Käufer von sogenannten Schrottimmobilien bleiben auch bei einem erfolgreichen Widerruf des Darlehensvertrages nach dem Haustürgeschäft auf diesen Immobilien sitzen. Das bestätigte der BGH in einem am 13.11.2002 verkündeten Urteil zur Rückabwicklung von Realkrediten ( BGH XI ZR 47 / 01 ).
Nach der Entscheidung des Bankensenates unter Vorsitz von Richter Gerd Nobbe haben die Erwerber zwar einen Anspruch gegen die Bank auf Rückzahlung der erbrachten Zins- und Tilgungsleistungen sowie auf eine marktübliche Verzinsung. Im Gegenzug kann die Bank aber den ausgezahlten Nettokreditvertrag sowie dessen marktübliche Verzinsung zurückverlangen.
Der Käufer behält also im Regelfall die teure Immobilie. Er muß sie entweder zu einem meist sehr ungünstigen Preis verkaufen oder sich eine neue Finanzierung suchen. Eine andere Beurteilung ist laut BGH nur dann geboten, wenn sich Kaufvertrag und Darlehensvertrag ausnahmsweise als "verbundenes Geschäft" darstellen. Dies verneinte der BGH in einem jetzt entschiedenen Fall und wies ihn wegen einiger Einzelheiten an das OLG Karlsruhe zurück.
Es ging in dem Verfahren um den Erwerb einer Beteiligung an einem geschlossenen Immobilienfonds. Ein Ehepaar hatte Ende 1993 aufgrund eines Emissionsprospektes für ein zu errichtendes Bürogebäude in Dresden einen Anteil an einer BGB-Gesellschaft gekauft. Nach dem Anruf eines Vermittlers und nach zwei Hausbesuchen schloss es mittels eines Finanzierungsberaters, der sich mit einer Visitenkarte der Deutschen Bank auswies, einen Darlehensvertrag mit dem Kreditinstitut über 59.000,- DM ab. Weil schon im August 1994 Erträge aus dem Fonds ausblieben mussten die Käufer aus eigenen Mitteln für die Zins- und Tilgungsleistungen aufkommen. Im Jahr 1997 widerriefen sie den Darlehensvertrag nach dem Haustürwiderrufsgesetz und fochten ihn zudem wegen arglistiger Täuschung an.
Ob auch Realkreditverträge dergestalt widerrufen werden können, beschäftigte jahrelang die Gerichte. Im konkreten Fall verneinte dies das OLG Karlsruhe unter Hinweis auf die herrschende Meinung. Der BGH legte die Frage dem Europäischen Gerichtshof in Luxemburg vor. Dieser entschied im Dezember 2001, dass die EU-Hautürgeschäftsrichtlinie auch Realkreditverträge erfasse. Das Widerrufsrecht sei nicht befristet, wenn keine ordnungsgemäße Belehrung erfolgt sei. Der BGH urteilte im Anschluß daran im April 2002, dass Grundpfandkreditverträge widerrufen werden können, wenn sie in einer "Haustürsituation" abgeschlossen und die Käufer nicht belehrt worden seien.

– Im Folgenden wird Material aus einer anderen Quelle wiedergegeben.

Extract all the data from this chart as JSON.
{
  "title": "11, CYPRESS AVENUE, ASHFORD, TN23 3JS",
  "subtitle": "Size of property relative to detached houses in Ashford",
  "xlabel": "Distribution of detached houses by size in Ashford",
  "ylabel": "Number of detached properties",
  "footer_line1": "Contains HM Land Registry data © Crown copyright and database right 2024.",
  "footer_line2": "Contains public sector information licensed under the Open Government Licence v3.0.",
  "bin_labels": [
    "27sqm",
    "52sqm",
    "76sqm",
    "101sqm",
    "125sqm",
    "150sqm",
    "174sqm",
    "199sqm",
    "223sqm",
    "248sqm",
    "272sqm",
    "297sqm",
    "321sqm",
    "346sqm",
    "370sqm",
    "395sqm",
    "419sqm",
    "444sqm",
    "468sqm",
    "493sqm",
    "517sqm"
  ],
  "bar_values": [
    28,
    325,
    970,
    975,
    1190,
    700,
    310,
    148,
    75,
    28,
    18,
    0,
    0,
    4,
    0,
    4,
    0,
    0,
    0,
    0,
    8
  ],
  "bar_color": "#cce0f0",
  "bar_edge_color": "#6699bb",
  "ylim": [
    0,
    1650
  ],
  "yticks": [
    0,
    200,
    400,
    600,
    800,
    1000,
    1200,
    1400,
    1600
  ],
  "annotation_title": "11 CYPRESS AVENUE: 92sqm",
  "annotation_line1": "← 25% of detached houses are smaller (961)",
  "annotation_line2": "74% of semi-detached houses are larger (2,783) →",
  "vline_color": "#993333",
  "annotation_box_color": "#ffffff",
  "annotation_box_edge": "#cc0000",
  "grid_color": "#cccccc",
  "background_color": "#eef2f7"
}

Der vermeintliche Triumph von Geschädigten, deren Zahl auf 300.000 geschätzt wird, erwies sich aber als trügerisch. In der schriftlichen Begründung stellte der BGH nämlich klar: "Der Widerruf des Kreditvertrages berührt die Wirksamkeit des Kaufvertrages über die Eigentumswohnung ... grundsätzlich nicht." Bei einem Immobilienkauf wisse auch der rechtsunkundige Laie, dass Kreditgeber und Immobilienverkäufer in der Regel verschiedene Personen seien.
Nach diesem Urteil, welches im Grunde genommen dasjenige des BGH vom April 2002 nur bestätigt und präzisiert, können die Besitzer von Schrottimmobilien, die von deutschen Grossbanken – allen voran der HypoVereinsbank – finanziert wurden, wenig Hoffnung haben, auf diesem Weg der Klage gegen die finanzierende Bank von ihren Schulden erlöst zu werden.
Die einzige Möglichkeit wäre, der finanzierenden Bank ein verbundenes Geschäft nachweisen zu können. Dies ist aber in der Praxis nur dann möglich, wenn einzelne "Überläufer" aus den Immobilienabteilungen der Grossbanken mit den Anwälten der Geschädigten zusammenarbeiten. Dies werden diese Personen allerdings nur tun, wenn sie nicht mehr in einem Arbeitsverhältnis mit dieser Bank stehen.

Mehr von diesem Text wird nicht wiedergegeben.